Heading here in summer, you’ll probably only see a trickle but after some heavy rain or a few consistent days of light rain, you’ll notice a heavy flow. Regardless of the volume of water at Clematis Falls, it’s normally always a pretty wet place as it’s mostly sheltered from the sun with huge sandstone cliffs surrounding the 20 metre waterfall.

The trail to Clematis Falls is easy, but a beauty. You’ll be able to checkout plenty of typical Australian native plants and trees while the occasional curious Wallaby checks you out.

Before starting the walk to Clematis Falls, it’s worth heading to the Botanic Gardens as you’ll be able to take a look at over 20 plants that are only found at the Grampians, then try to spot them out on your walk to the waterfall.
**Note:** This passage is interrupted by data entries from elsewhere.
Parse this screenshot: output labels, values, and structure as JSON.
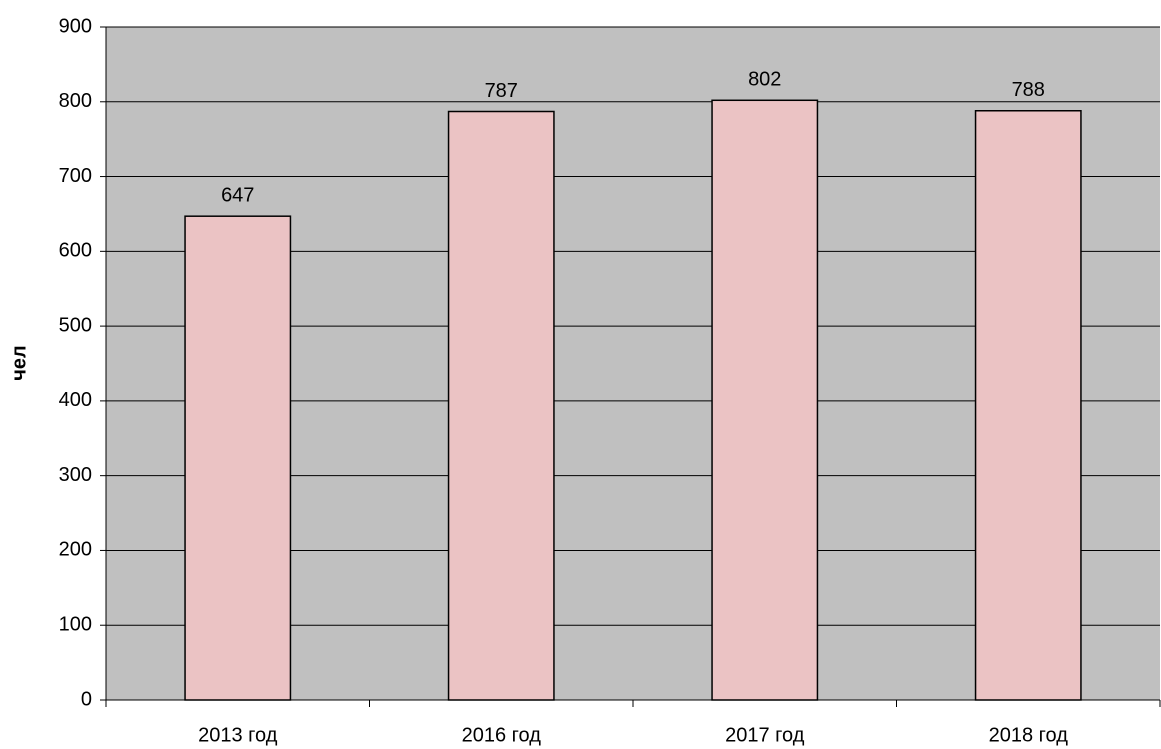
{
  "chart_data": {
    "type": "bar",
    "y_label": "чел",
    "categories": [
      "2013 год",
      "2016 год",
      "2017 год",
      "2018 год"
    ],
    "values": [
      647,
      787,
      802,
      788
    ],
    "color": "#ebc3c4",
    "plot_background": "#c0c0c0",
    "ylim": [
      0,
      900
    ],
    "yticks": [
      0,
      100,
      200,
      300,
      400,
      500,
      600,
      700,
      800,
      900
    ],
    "grid": true
  }
}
This will also make you more vigilant and increase your chance of spotting some wildlife, such as Kangaroos, Lizards and Birds along the way.

Getting to Clematis Falls from Halls Gap

Clematis Falls is only about a 15 minute walk from the Halls Gap Recreation Reserve (..the Cricket Oval covered in Kangaroos). You can park at the reserve and walk around the back of the oval, there’s just one path that then leads into the bush and heads almost directly to the waterfall. It’s just over a kilometre from the oval.
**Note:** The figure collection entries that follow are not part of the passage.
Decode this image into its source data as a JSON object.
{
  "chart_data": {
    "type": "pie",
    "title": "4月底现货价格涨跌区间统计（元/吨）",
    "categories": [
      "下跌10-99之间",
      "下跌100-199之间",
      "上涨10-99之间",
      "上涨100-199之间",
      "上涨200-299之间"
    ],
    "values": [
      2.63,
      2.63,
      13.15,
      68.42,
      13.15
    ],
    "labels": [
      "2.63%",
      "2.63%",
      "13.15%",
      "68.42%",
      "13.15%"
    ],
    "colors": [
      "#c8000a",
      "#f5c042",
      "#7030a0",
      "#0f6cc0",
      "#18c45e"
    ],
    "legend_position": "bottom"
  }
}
If you’re not just on a mission to get to Clematis Falls via the most direct route and have a couple of hours up your sleeve, then you’re in luck as you can take the long way round and head there when hiking the Chatauqua Peak Loop.

You can still start at the cricket oval and do the loop in reverse, otherwise the loop walk begins/finishes at the Botanic Gardens, heads over to Bullaces Glen, up to the stunning peak with a short ridge walk and back down the small mountain (200 metres elevation) to Clematis Falls. You even have the option of going around the peak to make the trail a little lighter on the legs and safer if you have young kids or clumsy friends along for the walk.

Camping at Clematis Falls

Camping isn’t allowed at Clematis Falls and even it was, it’s not an ideal location. The area doesn’t get a lot of a sun, due to the huge cliffs and there’s not a lot of flat ground or open space to set up a tent.

A good option is to head back into Halls Gap and either book a campsite at a caravan park or there are plenty of free campgrounds with-in a 20 minute drive.